Отец Ламеро замолк, впав в задумчивость.
Надеюсь, мы не очень вас обеспокоили, сказал Квин.
Ничуть. Я просто писал воспоминания, я ведь каждый день записываю строку или две, вот уже четверть века. Знаете ли вы, что в тридцатые годы вокруг синтоистских храмов были расставлены пушки, которые захватили у русских в девятьсот пятом?
Отец Ламеро потер набитую конским волосом ручку кресла.
Какая страшная ошибка. Для меня лучшими годами в Японии были двадцатые. Я был молод, я только что приехал, и все мне нравилось. Я занимался в Камакуре, но по выходным приезжал в Токио, в этот самый дом, здесь тогда было полно кошек. В те годы Токио был сплошь деревянный, и каждую ночь совсем неподалеку обязательно случался пожар – это называлось цветы Токио. Когда ты молод, ничто не будоражит тебя сильнее, чем созерцание пламени. В пятницу вечером у нас здесь проходили собрания и, если нам удавалось увидеть пожар, наши дискуссии по поводу драмы Но всегда обретали особую одухотворенность. Со времен войны я стал строгим вегетарианцем, не ем даже яиц и меда. Рис весьма своеобразно воздействует на японцев, примерно через час-другой после приема пищи, и потому-то они, несомненно, и предпочитают делать это на свежем воздухе.
Квин кивнул. Он смотрел на ножки кресла отца Ламеро. Они оканчивались резными когтистыми лапами, покоящимися на черепах грызунов.
Как продвигается ваша работа, святой отец?

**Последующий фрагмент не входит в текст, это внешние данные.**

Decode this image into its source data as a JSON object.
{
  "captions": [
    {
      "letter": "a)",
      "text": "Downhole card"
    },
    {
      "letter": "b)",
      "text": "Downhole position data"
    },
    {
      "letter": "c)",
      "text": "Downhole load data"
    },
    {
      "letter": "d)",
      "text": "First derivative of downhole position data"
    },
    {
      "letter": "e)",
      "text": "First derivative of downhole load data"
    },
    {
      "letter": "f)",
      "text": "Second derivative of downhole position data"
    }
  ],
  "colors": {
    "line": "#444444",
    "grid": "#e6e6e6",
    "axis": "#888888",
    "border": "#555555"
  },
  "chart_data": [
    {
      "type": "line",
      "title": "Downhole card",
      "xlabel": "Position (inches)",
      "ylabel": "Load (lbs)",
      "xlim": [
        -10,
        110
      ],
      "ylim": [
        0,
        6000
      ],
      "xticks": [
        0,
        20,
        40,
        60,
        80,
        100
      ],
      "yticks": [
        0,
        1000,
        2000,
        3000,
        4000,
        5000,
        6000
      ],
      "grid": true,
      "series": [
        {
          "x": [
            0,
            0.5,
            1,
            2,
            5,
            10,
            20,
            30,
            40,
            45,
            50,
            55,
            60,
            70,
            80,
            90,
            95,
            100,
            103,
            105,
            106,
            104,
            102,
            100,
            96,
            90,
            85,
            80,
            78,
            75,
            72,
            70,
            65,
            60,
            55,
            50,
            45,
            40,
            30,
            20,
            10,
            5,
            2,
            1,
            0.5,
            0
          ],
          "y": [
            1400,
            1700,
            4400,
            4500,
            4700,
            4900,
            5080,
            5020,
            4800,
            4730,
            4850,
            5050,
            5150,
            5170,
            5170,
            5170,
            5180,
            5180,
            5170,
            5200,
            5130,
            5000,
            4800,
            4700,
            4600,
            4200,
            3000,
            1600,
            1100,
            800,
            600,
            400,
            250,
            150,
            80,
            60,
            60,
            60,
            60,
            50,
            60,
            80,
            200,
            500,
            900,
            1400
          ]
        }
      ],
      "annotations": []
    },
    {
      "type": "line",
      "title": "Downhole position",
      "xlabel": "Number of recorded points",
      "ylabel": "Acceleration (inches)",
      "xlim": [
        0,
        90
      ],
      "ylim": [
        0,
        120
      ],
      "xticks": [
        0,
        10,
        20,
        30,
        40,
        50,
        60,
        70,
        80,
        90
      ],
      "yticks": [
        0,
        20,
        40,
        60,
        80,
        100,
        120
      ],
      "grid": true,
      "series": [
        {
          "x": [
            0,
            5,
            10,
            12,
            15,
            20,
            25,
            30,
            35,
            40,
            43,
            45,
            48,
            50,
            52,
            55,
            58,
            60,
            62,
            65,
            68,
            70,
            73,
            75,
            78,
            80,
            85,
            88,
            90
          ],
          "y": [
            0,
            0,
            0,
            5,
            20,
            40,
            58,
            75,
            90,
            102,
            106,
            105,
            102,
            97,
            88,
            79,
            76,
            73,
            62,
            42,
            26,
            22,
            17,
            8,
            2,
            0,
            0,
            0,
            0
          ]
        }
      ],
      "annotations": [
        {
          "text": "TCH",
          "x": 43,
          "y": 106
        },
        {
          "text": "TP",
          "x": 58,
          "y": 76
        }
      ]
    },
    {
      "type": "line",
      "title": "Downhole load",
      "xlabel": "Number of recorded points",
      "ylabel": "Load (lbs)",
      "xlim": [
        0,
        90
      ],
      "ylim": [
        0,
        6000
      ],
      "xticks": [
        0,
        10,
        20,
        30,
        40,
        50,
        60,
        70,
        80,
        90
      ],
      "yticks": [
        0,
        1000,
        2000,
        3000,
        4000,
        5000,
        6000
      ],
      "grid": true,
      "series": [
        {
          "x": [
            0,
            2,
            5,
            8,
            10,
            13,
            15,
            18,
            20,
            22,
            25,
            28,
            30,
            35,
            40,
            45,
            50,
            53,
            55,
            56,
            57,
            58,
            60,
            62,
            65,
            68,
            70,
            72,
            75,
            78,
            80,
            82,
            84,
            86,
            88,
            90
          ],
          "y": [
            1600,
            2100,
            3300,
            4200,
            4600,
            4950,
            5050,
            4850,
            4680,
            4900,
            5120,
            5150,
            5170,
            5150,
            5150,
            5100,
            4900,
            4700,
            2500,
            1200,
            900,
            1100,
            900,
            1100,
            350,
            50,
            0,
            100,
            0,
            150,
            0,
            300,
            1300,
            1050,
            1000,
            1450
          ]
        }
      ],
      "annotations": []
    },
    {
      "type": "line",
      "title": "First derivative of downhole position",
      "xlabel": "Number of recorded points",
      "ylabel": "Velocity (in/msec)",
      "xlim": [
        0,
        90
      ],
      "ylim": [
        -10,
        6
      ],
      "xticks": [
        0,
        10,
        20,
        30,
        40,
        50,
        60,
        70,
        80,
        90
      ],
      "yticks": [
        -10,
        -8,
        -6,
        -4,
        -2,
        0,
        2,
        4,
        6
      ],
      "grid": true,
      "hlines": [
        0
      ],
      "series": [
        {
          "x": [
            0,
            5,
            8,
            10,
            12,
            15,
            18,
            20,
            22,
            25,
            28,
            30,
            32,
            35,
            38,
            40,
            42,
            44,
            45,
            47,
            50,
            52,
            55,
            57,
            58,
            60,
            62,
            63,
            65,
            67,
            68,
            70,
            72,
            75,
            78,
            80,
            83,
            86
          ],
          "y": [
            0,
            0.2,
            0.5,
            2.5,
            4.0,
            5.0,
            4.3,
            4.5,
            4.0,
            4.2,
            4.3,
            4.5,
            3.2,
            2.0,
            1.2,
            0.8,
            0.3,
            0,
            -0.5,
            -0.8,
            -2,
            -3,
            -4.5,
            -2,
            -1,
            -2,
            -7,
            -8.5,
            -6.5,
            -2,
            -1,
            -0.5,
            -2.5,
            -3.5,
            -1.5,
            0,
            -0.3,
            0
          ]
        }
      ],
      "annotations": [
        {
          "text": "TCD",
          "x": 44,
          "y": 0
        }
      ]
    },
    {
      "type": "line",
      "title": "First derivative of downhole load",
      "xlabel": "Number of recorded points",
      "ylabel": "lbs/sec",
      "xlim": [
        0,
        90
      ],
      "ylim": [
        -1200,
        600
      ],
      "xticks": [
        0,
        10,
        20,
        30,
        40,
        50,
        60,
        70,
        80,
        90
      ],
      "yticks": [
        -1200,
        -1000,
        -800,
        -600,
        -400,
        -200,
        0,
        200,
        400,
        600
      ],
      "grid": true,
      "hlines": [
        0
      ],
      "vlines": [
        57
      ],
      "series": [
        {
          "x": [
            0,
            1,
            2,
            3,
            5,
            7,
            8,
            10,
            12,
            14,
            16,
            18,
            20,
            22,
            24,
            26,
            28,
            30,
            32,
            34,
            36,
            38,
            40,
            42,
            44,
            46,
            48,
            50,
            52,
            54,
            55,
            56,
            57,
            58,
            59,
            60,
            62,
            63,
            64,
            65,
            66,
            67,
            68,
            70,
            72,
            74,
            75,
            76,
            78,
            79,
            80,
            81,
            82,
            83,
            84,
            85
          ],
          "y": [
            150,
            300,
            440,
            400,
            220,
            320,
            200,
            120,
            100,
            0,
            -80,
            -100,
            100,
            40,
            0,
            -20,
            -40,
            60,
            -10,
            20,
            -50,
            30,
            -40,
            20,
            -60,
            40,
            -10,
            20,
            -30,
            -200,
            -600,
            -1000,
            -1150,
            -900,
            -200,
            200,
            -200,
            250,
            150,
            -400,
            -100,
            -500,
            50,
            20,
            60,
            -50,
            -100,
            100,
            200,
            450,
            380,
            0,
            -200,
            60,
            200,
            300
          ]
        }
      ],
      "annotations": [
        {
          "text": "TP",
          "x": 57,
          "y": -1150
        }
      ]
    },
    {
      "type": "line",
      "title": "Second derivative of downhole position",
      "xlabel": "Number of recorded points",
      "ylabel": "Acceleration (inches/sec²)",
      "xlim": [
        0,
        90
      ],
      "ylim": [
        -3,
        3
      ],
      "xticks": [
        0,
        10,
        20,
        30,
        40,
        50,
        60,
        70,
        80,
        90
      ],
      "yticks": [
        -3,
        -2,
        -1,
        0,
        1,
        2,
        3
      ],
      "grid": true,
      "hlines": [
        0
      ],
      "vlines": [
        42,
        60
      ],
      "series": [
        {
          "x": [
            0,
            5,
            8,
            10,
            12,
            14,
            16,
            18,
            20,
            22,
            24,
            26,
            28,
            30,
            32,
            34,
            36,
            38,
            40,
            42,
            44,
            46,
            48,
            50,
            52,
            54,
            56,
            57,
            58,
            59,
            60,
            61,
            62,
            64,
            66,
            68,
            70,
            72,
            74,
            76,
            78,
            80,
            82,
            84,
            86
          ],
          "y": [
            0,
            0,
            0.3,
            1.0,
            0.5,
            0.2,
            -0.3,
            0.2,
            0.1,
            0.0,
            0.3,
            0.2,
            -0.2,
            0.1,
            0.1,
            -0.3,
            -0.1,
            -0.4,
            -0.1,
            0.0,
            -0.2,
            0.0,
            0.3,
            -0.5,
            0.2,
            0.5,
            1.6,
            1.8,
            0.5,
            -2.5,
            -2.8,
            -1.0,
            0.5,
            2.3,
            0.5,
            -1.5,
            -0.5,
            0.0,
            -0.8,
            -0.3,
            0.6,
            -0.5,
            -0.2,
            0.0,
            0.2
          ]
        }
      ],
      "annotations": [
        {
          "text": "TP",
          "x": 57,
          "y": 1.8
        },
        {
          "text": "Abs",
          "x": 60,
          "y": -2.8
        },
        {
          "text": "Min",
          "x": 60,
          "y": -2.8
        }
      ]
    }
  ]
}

Медленно, понемногу. Я хочу, чтобы мои воспоминания были как можно совершеннее. Человеческая душа, как мне кажется, не должна довольствоваться несовершенством, а тем более наслаждаться. И, сдается мне, средневековые отцы церкви здесь ошибались, я всегда считал, что мы должны подражать Деве Марии. В самом конце Христос сомневался в себе, но Дева Мария – никогда. Мы недостаточно похожи на нее, и все же те годы в Камакуре были чудными. Прекрасные храмы на холмах, и морские виды, и сосновые рощицы, и гонги, и ритуалы, и часы, отведенные для созерцания. Помню весенний день, когда я покачивал головой в такт цветам, когда играли музыку, однажды соблазнившую богиню солнца выйти из пещеры, играли и пели эпическую песню о драконе тихими спокойными голосами, песню столь странную и возвышенную, что ее, вероятно, придумали далекие лопари. Сын сапожника пел ее, сидя на скамеечке. Может быть, вам это покажется странным, но во время активной работы его кодовое имя было «Святой Дух». Знавали его? Знавали Илью или богиню солнца? Знавали Генри Пу И?